Unit pelayanan lalu Lintas Penerbangan harus menginformasikan dengan segera ketika terjadi pesawat yang mengalami emergency dengan ketentuan sebagai berikut:

  1. Uncertainty phase, ketika ;

    1. Pemandu lalu lintas penerbangan tidak menerima informasi dari pesawat dengan periode 30 (tiga puluh) menit setelah waktu komunikasi seharusnya diterima atau dari waktu dimana seharusnya komunikasi pertama kali
      harus diterima;

    2. Pesawat gagal mendarat dalam kurun waktu 30 (tiga puluh) menit dari Estimate Time Arrival yang disampaikan pesawat atau yang di perkirakan oleh pemandu lalu lintas penerbangan, kecuali diperoleh informasi akan
      keselamatan pesawat dan penumpang.



  2. Alert Phase di declare pemandu lalu lintas penerbangan, ketika;

    1. Setelah fase ketidakpastian (uncertaninty phase), pemandu lalu lintas penerbangan telah melakukan berbagai upaya untuk menjalin komunikasi dengan pesawat atau meminta informasi dari sumber-sumber yang relevan namun berita tentang pesawat tidak dapat diperolah;

    2. Pesawat telah diberikan instruksi mendarat dan gagal mendarat dalam waktu 5 (lima) menit dari waktu perkiraan pesawat mendarat (estimate time of landing) dan tidak dapat dijalin kembali komunikasi dengan pesawat;

    3. Pemandu lalu lintas penerbangan menerima informasi bahwa terjadi ganguan operasi di pesawat namun tidak mengakibatkan terjadinya pendaratan darurat, kecuali ada bukti diketahui bahwa keselamatan pesawat dalam bahaya;

    4. Pemandu lalu lintas penerbangan telah memperoleh informasi dan diyakini bahwa pesawat mengalami Unlawful Interference.

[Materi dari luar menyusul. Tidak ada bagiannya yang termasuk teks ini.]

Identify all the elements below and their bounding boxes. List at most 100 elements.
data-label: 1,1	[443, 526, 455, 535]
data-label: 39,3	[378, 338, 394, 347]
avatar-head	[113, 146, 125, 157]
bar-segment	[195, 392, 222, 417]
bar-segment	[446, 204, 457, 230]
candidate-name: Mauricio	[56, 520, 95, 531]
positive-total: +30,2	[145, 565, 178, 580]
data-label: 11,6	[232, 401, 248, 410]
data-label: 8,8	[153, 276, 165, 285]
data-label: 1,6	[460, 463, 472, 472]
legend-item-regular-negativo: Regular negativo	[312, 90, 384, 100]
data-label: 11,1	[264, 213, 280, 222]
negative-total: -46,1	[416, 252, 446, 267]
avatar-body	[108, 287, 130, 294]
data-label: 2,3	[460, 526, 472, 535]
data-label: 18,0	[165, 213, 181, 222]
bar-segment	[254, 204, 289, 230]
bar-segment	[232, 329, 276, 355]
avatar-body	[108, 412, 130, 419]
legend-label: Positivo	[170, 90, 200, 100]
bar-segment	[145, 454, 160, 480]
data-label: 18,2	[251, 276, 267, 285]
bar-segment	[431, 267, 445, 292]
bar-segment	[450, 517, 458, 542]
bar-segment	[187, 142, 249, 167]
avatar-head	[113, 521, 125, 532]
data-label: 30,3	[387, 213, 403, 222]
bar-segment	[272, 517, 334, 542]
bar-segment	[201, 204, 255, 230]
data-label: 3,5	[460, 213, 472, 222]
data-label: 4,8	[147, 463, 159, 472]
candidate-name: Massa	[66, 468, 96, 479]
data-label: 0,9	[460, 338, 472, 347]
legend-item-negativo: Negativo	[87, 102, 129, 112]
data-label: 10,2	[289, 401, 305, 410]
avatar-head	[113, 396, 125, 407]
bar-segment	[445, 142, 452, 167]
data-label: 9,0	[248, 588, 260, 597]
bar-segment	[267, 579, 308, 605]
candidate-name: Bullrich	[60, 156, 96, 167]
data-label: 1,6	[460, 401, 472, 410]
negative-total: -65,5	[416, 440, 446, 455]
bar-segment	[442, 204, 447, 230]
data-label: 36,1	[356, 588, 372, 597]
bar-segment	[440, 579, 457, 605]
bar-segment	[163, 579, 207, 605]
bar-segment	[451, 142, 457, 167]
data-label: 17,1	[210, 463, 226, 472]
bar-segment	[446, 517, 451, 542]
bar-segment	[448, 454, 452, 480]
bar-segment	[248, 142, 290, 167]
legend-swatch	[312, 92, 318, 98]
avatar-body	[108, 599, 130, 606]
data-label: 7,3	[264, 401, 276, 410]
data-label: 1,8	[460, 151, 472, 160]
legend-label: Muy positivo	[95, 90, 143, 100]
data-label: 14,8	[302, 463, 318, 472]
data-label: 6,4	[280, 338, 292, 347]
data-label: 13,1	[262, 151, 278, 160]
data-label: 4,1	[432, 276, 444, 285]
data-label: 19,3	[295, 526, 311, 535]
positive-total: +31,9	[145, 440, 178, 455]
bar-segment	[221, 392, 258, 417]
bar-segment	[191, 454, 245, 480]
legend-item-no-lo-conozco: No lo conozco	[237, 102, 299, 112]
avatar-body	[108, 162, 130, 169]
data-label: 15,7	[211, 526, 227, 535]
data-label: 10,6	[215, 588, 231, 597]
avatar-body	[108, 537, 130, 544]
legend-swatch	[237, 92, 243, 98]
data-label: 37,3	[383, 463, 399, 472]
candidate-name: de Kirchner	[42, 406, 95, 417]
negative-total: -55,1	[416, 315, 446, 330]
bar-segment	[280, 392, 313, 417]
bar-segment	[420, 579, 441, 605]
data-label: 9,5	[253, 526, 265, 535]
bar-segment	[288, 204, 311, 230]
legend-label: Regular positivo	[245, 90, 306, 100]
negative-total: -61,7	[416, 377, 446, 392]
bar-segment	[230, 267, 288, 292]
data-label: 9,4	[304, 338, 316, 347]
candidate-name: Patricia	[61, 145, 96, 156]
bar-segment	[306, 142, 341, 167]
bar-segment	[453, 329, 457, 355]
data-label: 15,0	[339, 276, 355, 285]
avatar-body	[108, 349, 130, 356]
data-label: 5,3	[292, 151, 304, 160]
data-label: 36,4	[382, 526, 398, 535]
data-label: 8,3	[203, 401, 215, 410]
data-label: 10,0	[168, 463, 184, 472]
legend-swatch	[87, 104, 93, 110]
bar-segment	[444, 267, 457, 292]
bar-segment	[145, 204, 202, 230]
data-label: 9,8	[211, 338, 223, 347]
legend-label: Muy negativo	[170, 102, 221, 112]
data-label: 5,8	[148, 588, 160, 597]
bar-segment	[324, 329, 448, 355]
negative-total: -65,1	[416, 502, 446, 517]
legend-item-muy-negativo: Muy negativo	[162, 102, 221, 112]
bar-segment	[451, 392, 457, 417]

  3. Distress Phase, ketika :

    1. Pemandu Lalu lintas Penerbngan tidak dapat menjalin upaya komunikasi dengan pesawat dan lebih jauh lagi diketahui kemungkinan pesawat mengalami distress;

    2. Pemandu lalu lintas penerbangan memperoleh informasi bahwa bahan bakar yang dibawa telah berkurang secara significan atau tidak cukup untuk mecapai tempat tujuan;

    3. Pemandu lalu lintas penerbangan menerima Informasi bahwa terjadi ganguan operasi di pesawat yang dapat mengakibatkan terjadinya pendaratan darurat;

    4. Pemandu lalu lintas penerbangan telah memperoleh informasi bahwa pesawat mengalami pendaratan darurat namun tidak mengakibatkan kerusakan parah pada pesawat dan penumpang serta tidak memerlukan bantuan dengan segera




Informasi yang diberikan dari unit pelayanan lalu lintas penerbangan kepada rescue Coordination centre, harus mencakup informasi sebagai berikut :

  1. Phase emergency (INCERFA, ALERFA, atau DESTRESFA);

  2. Agency dan orang yang mengabarkan;

  3. Nature emergency;

  4. Informasi penting dari Flight Plan;

  5. Unit yang melakukan komunikasi terakhir, waktu dan cara yang digunakan;

  6. Posisi laporan terakhir dan cara menentukannya;

  7. Warna dan tanda khas dari pesawat;

  8. Barang berbahaya yang dibawa di kargo;

  9. Tindakan yang sudah dilakukan unit pelapor; dan

  10. Hal-hal lain yang diperlukan.


Unit pelayanan lalu lintas penerbangan yang memberikan pelayanan dengan metode surveillance harus segera menginformasikan unit terkait, jika ditemukan terdapat pesawat yang hilang dari layar monitor secara tiba-tiba.

Unit pelayanan lalu lintas penerbangan harus menginfromasikan dengan segera kepada RCC, apabila :

  1. Terdapat informasi tambahan yang terkait dengan phase emergency;

  2. Informasi yang menyatakan bahwa situasi emergency pada pesawat sudah tidak terjadi lagi


Unit pelayanan lalu lintas penerbangan harus menggunakan fasilitas komunikasi yang tersedia untuk berupaya dan memastikan terjalinnya komunikasi dengan pesawat yang mengalami emergency dan meminta informasi pada pesawat.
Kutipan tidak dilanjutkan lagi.